Furthermore, White, H. S. and Bard, A. J., (J. Am. Chem. Soc., (1982), 104, 6891-6895) describe a reductive ECL method based on pulsing a platinum electrode repetitively between -0.5 volts and -2.0 volts, using a Ruthenium chelate as the luminophore, in acetonitrile or a partially aqueous solution containing acetonitrile (1:1 by volume) and peroxydisulfate. ECL was not observed in aqueous solutions or in the absence of peroxydisulfate.
Thus, the current art of reductive ECL also has significant shortcomings. As set forth above, the requirements for, at least, one or more organic cosolvents or strong oxidizing agents such as peroxydisulphate in the reagent solution, and deaeration of the solution to allow analyte detection at even a modestly low concentration, severely limits the application of reductive ECL processes for the detection of analytes present in a sample of a physiological fluid below an analyte concentration of about 10.sup.-9 M.
Furthermore, although extensive work on reductive ECL processes has been carried out, there has been no report in the art, to the Applicants knowledge, of reductive ECL of a transition metal complex being accomplished in an aqueous solution at a physiological pH, permitting detection below about 10.sup.-9 M concentration without the addition of a strong oxidant such as peroxydisulfate and/or removal of dissolved oxygen from the aqueous solution.
It is known that the electrochemical luminescence can be enhanced by various compounds. For example, the electrochemical luminescence of phenyl acridinium-9-carboxylate (as a fluorosulfonate salt) can be enhanced by the addition of cetylammonium bromide to solutions of the acridinium ester. However, optimum electrochemiluminescence has required an elevated pH of from about pH 9 to about pH 12. Littig, J., S., et al., "Quantification of Acridinium Esters Using Electrogenerated Chemiluminescence and Flow Injection" Anal. Chem. (1992), 64, 1140-1144.
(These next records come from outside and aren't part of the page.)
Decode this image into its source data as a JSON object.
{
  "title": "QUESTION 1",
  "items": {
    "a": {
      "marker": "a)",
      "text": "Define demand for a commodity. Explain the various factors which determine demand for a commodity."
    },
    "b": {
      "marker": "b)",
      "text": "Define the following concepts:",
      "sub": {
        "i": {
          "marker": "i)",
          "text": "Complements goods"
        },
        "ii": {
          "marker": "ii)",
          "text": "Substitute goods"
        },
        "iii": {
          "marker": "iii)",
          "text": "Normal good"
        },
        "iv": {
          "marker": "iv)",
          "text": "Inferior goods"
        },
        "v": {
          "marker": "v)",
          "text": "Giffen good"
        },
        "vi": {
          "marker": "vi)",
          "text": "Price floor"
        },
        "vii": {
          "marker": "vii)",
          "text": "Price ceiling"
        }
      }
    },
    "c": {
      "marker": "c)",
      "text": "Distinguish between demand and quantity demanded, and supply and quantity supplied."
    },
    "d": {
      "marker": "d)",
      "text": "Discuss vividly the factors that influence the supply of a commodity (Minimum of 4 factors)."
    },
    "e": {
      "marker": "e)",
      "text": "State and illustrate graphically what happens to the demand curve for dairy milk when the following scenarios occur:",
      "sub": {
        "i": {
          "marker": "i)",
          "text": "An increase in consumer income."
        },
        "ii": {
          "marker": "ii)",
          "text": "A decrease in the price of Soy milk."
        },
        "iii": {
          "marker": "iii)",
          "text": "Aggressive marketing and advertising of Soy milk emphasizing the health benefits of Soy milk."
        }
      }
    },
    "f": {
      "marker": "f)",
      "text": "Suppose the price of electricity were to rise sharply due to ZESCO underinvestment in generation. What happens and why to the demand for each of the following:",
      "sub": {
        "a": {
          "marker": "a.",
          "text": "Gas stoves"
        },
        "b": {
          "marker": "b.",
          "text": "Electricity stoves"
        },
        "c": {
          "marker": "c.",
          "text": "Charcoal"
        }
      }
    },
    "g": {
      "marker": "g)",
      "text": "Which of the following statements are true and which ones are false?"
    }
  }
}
What is needed therefore is a method and composition for conducting reductive ECL of a transition metal label in an aqueous solution at a physiological pH. Preferably, the method and composition can permit detection of an analyte below an analyte concentration of about 10.sup.-9 M concentration. More preferably, the method can be accomplished without addition of a strong oxidant such as peroxydisulfate to, and/or removal of dissolved oxygen from, the aqueous solution. It would also be advantageous to be able to enhance both reductive and oxidative ECL by a transition metal label through the addition of one or more substances to the aqueous solution prior to stimulation of the transition metal label.